Tennessee ‘heartbeat’ bill purpose clear, details coming later

State-Capitol

NASHVILLE, Tenn. (WKRN) – While some language is clear, there’s a lot still to be written by Governor Bill Lee and his Republican colleagues over this year’s version of what has become known as “heartbeat” bill.

“We are taking a monumental step forward in celebrating, cherishing and defending life,” Lee said Thursday morning before a large group of the Tennessee Capitol’s Republican supermajority.

It will also be this year’s battle over the life of the unborn.

Some of the Republican lawmakers who were at the Capitol Hill ceremony unveiling the outline of the bill have high hopes for it.

“Whether its this session or the next, our generation will abolish abortion in Tennessee,” said East Tennessee Rep. Micah Van Huss.

Last year’s version of the bill stalled was withdrawn in the Senate after Lt. Governor Randy McNally raised concerns about the state’s cost of legally fighting for the bill when it was likely taken to court.

This year’s version of the “heartbeat” bill will be part of Governor Bill Lee’s legislative agenda.

“My bill would prohibit an abortion of a fetal heartbeat upon detection of a fetal heartbeat,” said the governor.

It can’t be described more simply. But there will be complicated and perhaps often changed language written in the bill to withstand what will likely be lengthy legal challenges potentially costly to the state.

Lt. Governor McNally has mostly dropped his concerns about the legal issues.

“I think it will be challenged on its constitutionality,” the Lt. Governor later told reporters. “But I think it will survive.”

Senate Judiciary Committee Chair Mike Bell outlined what he sees as key provisions.

“We may not know the exact language, but we know it will have a heartbeat provision, we know its know it’s going to have ultrasound provision, we know it’s going to have a eugenics provision,” Sen. Bell told reporters.

The eugenics provision lawmakers said refers to a ban against abortion for things like race or disabilities.

The bill is also expected to have an abortion ban like eight weeks or ten weeks or more if the “heartbeat” part of the bill is struck down by the courts.

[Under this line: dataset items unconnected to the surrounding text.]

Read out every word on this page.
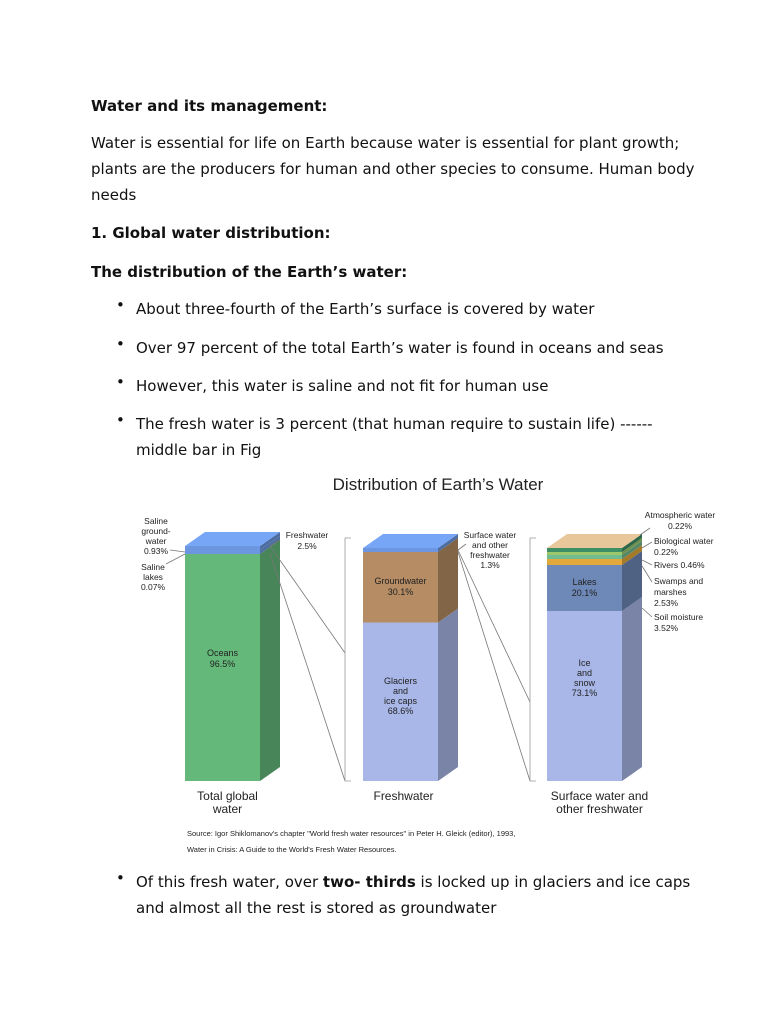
Water and its management:
Water is essential for life on Earth because water is essential for plant growth;
plants are the producers for human and other species to consume. Human body
needs
1. Global water distribution:
The distribution of the Earth’s water:
• About three-fourth of the Earth’s surface is covered by water
• Over 97 percent of the total Earth’s water is found in oceans and seas
• However, this water is saline and not fit for human use
• The fresh water is 3 percent (that human require to sustain life) ------
middle bar in Fig
Distribution of Earth’s Water
Oceans 96.5%
Groundwater 30.1%
Glaciers and ice caps 68.6%
Lakes 20.1%
Ice and snow 73.1%
Saline ground-water 0.93%
Saline lakes 0.07%
Freshwater 2.5%
Surface water and other freshwater 1.3%
Atmospheric water 0.22%
Biological water 0.22%
Rivers 0.46%
Swamps and marshes 2.53%
Soil moisture 3.52%
Total global water
Freshwater	Surface water and other freshwater
Source: Igor Shiklomanov's chapter "World fresh water resources" in Peter H. Gleick (editor), 1993,
Water in Crisis: A Guide to the World's Fresh Water Resources.
• Of this fresh water, over two- thirds is locked up in glaciers and ice caps
and almost all the rest is stored as groundwater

Legislative Democrats said the bill will tear Tennesseans apart.

“Bill Lee talks about bringing people together, but his very first legislative initiative of this session is to embark on an extreme divisive political agenda,” said Senate Democrat leader Jeff Yarbro.

Right now, lawmakers say there is no provision in the bill yet to allow an abortion if the life of the mother is threatened by the pregnancy or she became pregnant by rape or incest.